Electrochemical oxidation of butein at glassy carbon electrodes

The electrochemical oxidation of flavonoid butein is studied at glassy carbon electrodes in phosphate and citrate buffer solutions of different pH values, and 1 M perchloric acid aqueous solutions by cyclic and square wave voltammetries. The oxidation peak corresponds to the 2e−, 2H+ oxidation of the 3,4-dihydroxy group in B ring of butein, given the corresponding quinone species. The overall electrode process shows a quasi-reversible behavior and an adsorption/diffusion mixed control at high butein bulk concentrations.At low butein concentrations, the electrode process shows mainly an adsorption control. Butein surface concentration values were obtained from the charge associated with the adsorbed butein oxidation peaks, which are in agreement with those values expected for the formation of a monolayer of adsorbate in the concentration range from 1 to 5 μM.Square wave voltammetry was used to perform a full thermodynamic and kinetics characterization of the butein surface redox couple.
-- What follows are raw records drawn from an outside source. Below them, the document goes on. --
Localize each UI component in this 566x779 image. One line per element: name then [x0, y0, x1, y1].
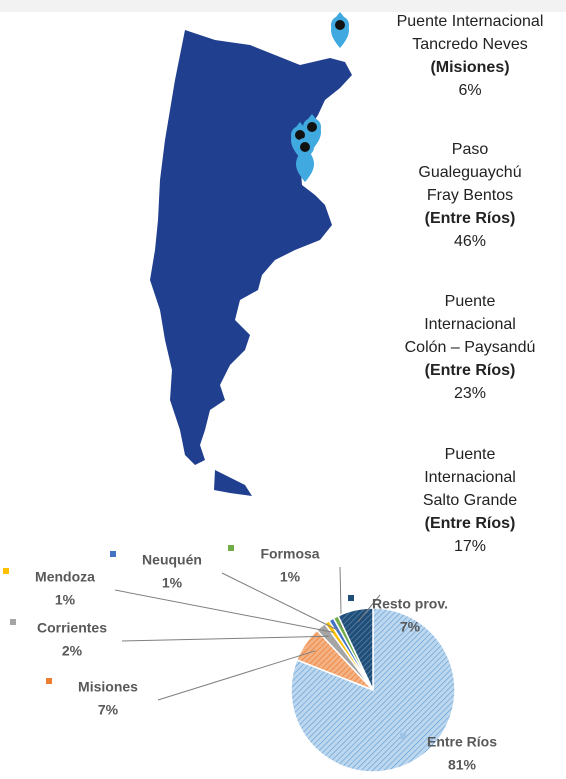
crossing-province: (Entre Ríos): [425, 515, 516, 532]
crossing-name: Tancredo Neves: [412, 36, 528, 53]
pie-label: Entre Ríos: [427, 734, 497, 750]
crossing-name: Internacional: [424, 469, 516, 486]
argentina-map: [150, 30, 352, 465]
crossing-name: Puente: [445, 293, 496, 310]
pie-label: Formosa: [260, 546, 319, 562]
crossing-share: 6%: [458, 82, 481, 99]
pie-value-label: 1%: [280, 569, 301, 585]
legend-swatch: [3, 568, 9, 574]
pie-value-label: 1%: [162, 575, 183, 591]
pie-value-label: 7%: [98, 702, 119, 718]
pie-label: Misiones: [78, 679, 138, 695]
crossing-name: Fray Bentos: [427, 187, 513, 204]
leader-line: [114, 589, 334, 633]
crossing-name: Internacional: [424, 316, 516, 333]
pie-value-label: 1%: [55, 592, 76, 608]
pie-label: Resto prov.: [372, 596, 448, 612]
top-bar: [0, 0, 566, 12]
legend-swatch: [46, 678, 52, 684]
legend-swatch: [110, 551, 116, 557]
pie-label: Neuquén: [142, 552, 202, 568]
crossing-name: Puente: [445, 446, 496, 463]
crossing-province: (Entre Ríos): [425, 362, 516, 379]
legend-swatch: [228, 545, 234, 551]
pie-label: Mendoza: [35, 569, 95, 585]
leader-line: [121, 635, 329, 642]
leader-line: [221, 572, 338, 631]
legend-swatch: [400, 733, 406, 739]
crossing-share: 46%: [454, 233, 486, 250]
pie-value-label: 2%: [62, 643, 83, 659]
crossing-province: (Entre Ríos): [425, 210, 516, 227]
crossing-name: Colón – Paysandú: [405, 339, 536, 356]
crossing-share: 17%: [454, 538, 486, 555]
crossing-share: 23%: [454, 385, 486, 402]
crossing-province: (Misiones): [430, 59, 509, 76]
pie-slice: [290, 607, 456, 773]
crossing-name: Paso: [452, 141, 489, 158]
pie-label: Corrientes: [37, 620, 107, 636]
crossing-name: Salto Grande: [423, 492, 517, 509]
pin: [296, 138, 314, 182]
crossing-name: Gualeguaychú: [418, 164, 521, 181]
leader-line: [357, 594, 381, 623]
leader-line: [157, 650, 316, 701]
legend-swatch: [348, 595, 354, 601]
pin: [331, 12, 349, 48]
pie-slice: [337, 607, 374, 691]
crossing-name: Puente Internacional: [397, 13, 544, 30]
legend-swatch: [10, 619, 16, 625]
tierra-del-fuego: [214, 470, 252, 496]
pie-value-label: 7%: [400, 619, 421, 635]
map: [150, 12, 352, 496]
pie-value-label: 81%: [448, 757, 477, 773]
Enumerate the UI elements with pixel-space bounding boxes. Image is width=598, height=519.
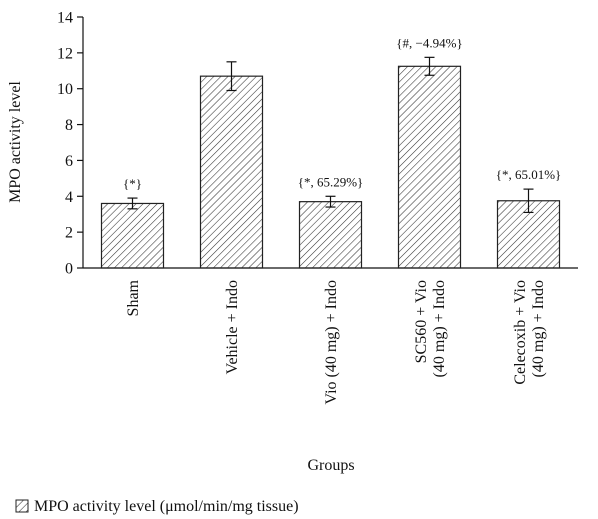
y-tick-label: 12: [57, 45, 73, 62]
bar: [397, 65, 462, 269]
y-tick-label: 14: [57, 10, 73, 27]
y-tick-label: 8: [65, 117, 73, 134]
x-tick-label-line: Vehicle + Indo: [224, 280, 241, 374]
x-tick-label-line: Vio (40 mg) + Indo: [323, 280, 340, 405]
y-tick-label: 6: [65, 153, 73, 170]
x-tick-label-line: SC560 + Vio: [413, 280, 430, 363]
bar: [298, 201, 363, 269]
y-axis: 0 2 4 6 8 10 12 14: [57, 10, 84, 278]
x-axis-label: Groups: [307, 457, 354, 474]
y-tick-label: 10: [57, 81, 73, 98]
bar-annotation: {*}: [123, 176, 142, 191]
x-tick-labels: Sham Vehicle + Indo Vio (40 mg) + Indo SC56…: [125, 279, 547, 404]
y-ticks: 0 2 4 6 8 10 12 14: [57, 10, 83, 278]
bar: [199, 75, 264, 269]
y-tick-label: 2: [65, 225, 73, 242]
x-tick-label: Vehicle + Indo: [224, 280, 241, 374]
x-tick-label: Sham: [125, 279, 142, 316]
x-tick-label-line: (40 mg) + Indo: [530, 280, 547, 377]
x-tick-label: Vio (40 mg) + Indo: [323, 280, 340, 405]
x-tick-label: Celecoxib + Vio (40 mg) + Indo: [512, 280, 547, 385]
y-tick-label: 4: [65, 189, 73, 206]
bar-annotation: {*, 65.29%}: [298, 174, 364, 189]
bars: {*} {*, 65.29%} {#, −4.94%} {*, 65.01%}: [100, 35, 562, 269]
x-tick-label-line: Sham: [125, 279, 142, 316]
bar: [100, 202, 165, 269]
legend-label: MPO activity level (μmol/min/mg tissue): [34, 498, 299, 515]
x-tick-label-line: Celecoxib + Vio: [512, 280, 529, 385]
bar-annotation: {*, 65.01%}: [496, 167, 562, 182]
x-tick-label-line: (40 mg) + Indo: [431, 280, 448, 377]
y-tick-label: 0: [65, 261, 73, 278]
legend-swatch: [15, 499, 29, 513]
legend: MPO activity level (μmol/min/mg tissue): [15, 498, 299, 515]
x-tick-label: SC560 + Vio (40 mg) + Indo: [413, 280, 448, 377]
y-axis-label: MPO activity level: [7, 81, 24, 203]
bar-annotation: {#, −4.94%}: [396, 35, 462, 50]
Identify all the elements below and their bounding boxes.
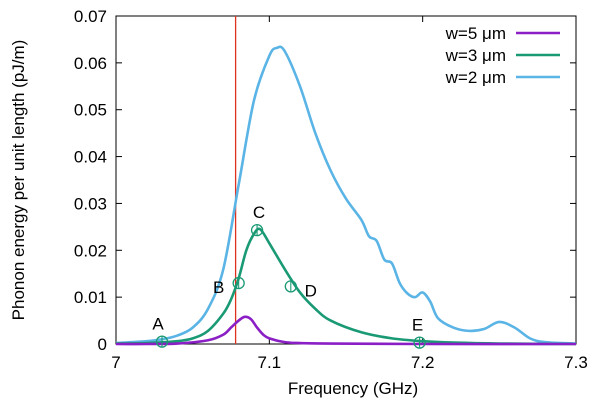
y-tick-label: 0.01 xyxy=(74,288,107,307)
y-tick-label: 0 xyxy=(98,335,107,354)
axes: 7 7.1 7.2 7.3 0 0.01 0.02 0.03 0.04 0.05 0.06 0.07 xyxy=(74,7,588,372)
x-tick-label: 7.2 xyxy=(411,353,435,372)
plot-frame xyxy=(115,15,577,345)
x-axis-label: Frequency (GHz) xyxy=(288,379,418,398)
series-line-w-5-m xyxy=(115,315,577,346)
marker-label-a: A xyxy=(152,315,164,334)
series-line-w-3-m xyxy=(115,227,577,346)
marker-label-e: E xyxy=(412,316,423,335)
y-tick-label: 0.07 xyxy=(74,7,107,26)
y-tick-label: 0.04 xyxy=(74,148,107,167)
marker-label-b: B xyxy=(213,278,224,297)
y-tick-label: 0.05 xyxy=(74,101,107,120)
y-axis-label: Phonon energy per unit length (pJ/m) xyxy=(9,40,28,321)
y-tick-label: 0.03 xyxy=(74,194,107,213)
legend-label: w=3 μm xyxy=(445,46,506,65)
legend: w=5 μm w=3 μm w=2 μm xyxy=(445,24,560,87)
series-lines xyxy=(115,45,577,346)
series-line-w-2-m xyxy=(115,45,577,345)
marker-label-d: D xyxy=(305,281,317,300)
x-tick-label: 7 xyxy=(111,353,120,372)
marker-label-c: C xyxy=(253,203,265,222)
y-tick-label: 0.06 xyxy=(74,54,107,73)
legend-label: w=5 μm xyxy=(445,24,506,43)
x-tick-label: 7.3 xyxy=(564,353,588,372)
x-tick-label: 7.1 xyxy=(258,353,282,372)
y-tick-label: 0.02 xyxy=(74,241,107,260)
legend-label: w=2 μm xyxy=(445,68,506,87)
point-markers: A B C D E xyxy=(152,203,426,349)
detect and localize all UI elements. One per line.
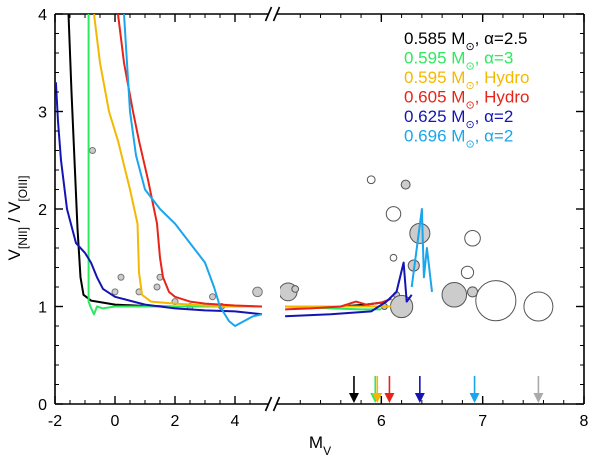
frame-layer [54,6,585,412]
marker-arrow [372,376,383,403]
series-line-right [410,208,433,293]
data-point [291,285,300,293]
series-line-left [93,14,262,308]
marker-arrow [533,376,544,403]
y-tick-label: 4 [38,7,47,24]
arrow-head [414,393,425,403]
y-tick-label: 0 [38,397,47,414]
series-0 [67,14,382,308]
data-point [117,273,125,281]
y-tick-label: 2 [38,202,47,219]
marker-arrow [348,376,359,403]
data-point [153,283,161,291]
series-4 [55,82,413,318]
series-line-left [87,14,262,316]
series-line-right [285,297,392,311]
legend-entry: 0.625 M⊙, α=2 [404,107,513,131]
marker-arrow [469,376,480,403]
legend-entry: 0.595 M⊙, Hydro [404,68,529,92]
marker-arrow [414,376,425,403]
arrow-head [533,393,544,403]
points-layer [89,147,554,322]
y-tick-label: 1 [38,300,47,317]
arrow-head [469,393,480,403]
x-tick-label: 6 [377,413,386,430]
data-point [209,293,216,301]
data-point [89,147,96,154]
series-3 [117,14,392,311]
legend-entry: 0.605 M⊙, Hydro [404,88,529,112]
series-line-left [123,14,263,327]
x-tick-label: -2 [48,413,62,430]
x-tick-label: 7 [478,413,487,430]
series-line-left [55,82,263,316]
data-point [385,206,402,222]
data-point [389,253,398,262]
legend-entry: 0.595 M⊙, α=3 [404,49,513,73]
data-point [441,282,468,308]
data-point [366,175,376,185]
arrow-head [372,393,383,403]
series-line-left [67,14,262,308]
series-5 [123,14,433,327]
data-point [400,179,411,190]
series-1 [87,14,382,316]
data-point [464,229,481,247]
series-layer [55,14,433,327]
series-line-right [285,261,413,318]
legend-entry: 0.696 M⊙, α=2 [404,127,513,151]
series-line-left [117,14,263,308]
arrow-layer [348,376,544,403]
arrow-head [384,393,395,403]
left-points [89,147,263,310]
legend: 0.585 M⊙, α=2.50.595 M⊙, α=30.595 M⊙, Hy… [404,29,529,151]
series-2 [93,14,392,308]
x-tick-label: 0 [111,413,120,430]
arrow-head [348,393,359,403]
data-point [111,288,119,296]
x-axis-title: MV [309,433,331,458]
legend-entry: 0.585 M⊙, α=2.5 [404,29,528,53]
y-axis-title: V[NII] / V[OIII] [5,176,30,261]
axis-break-top-1 [272,6,281,22]
y-tick-label: 3 [38,105,47,122]
x-tick-label: 2 [171,413,180,430]
data-point [475,280,517,322]
data-point [252,286,263,298]
axis-break-bottom-1 [272,396,281,412]
data-point [523,291,554,322]
data-point [460,265,475,280]
x-tick-label: 4 [231,413,240,430]
axis-break-bottom-0 [264,396,273,412]
x-tick-label: 8 [580,413,589,430]
marker-arrow [384,376,395,403]
axis-break-top-0 [264,6,273,22]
Therefore, from the combination of the “quasi-reversible maximum” and the “splitting of the net square wave voltammetric peak” methods, values of (0.386 ± 0.003) V, (0.46 ± 0.04), and 2.7 × 102 s− 1 were calculated for the formal potential, the anodic transfer coefficient, and the formal rate constant, respectively, of the butein overall surface redox process in pH 4.00 citrate buffer solutions. These results will be then used to study the interaction of butein, and other flavonoids with the deoxyribonucleic acid, in order to better understand the potential therapeutic applications of these compounds.

► The electrochemical oxidation of butein is studied at glassy carbon electrodes.
► The electrode process shows an adsorption/diffusion mixed control.
► The Frumkin adsorption isotherm described the specific interaction of butein.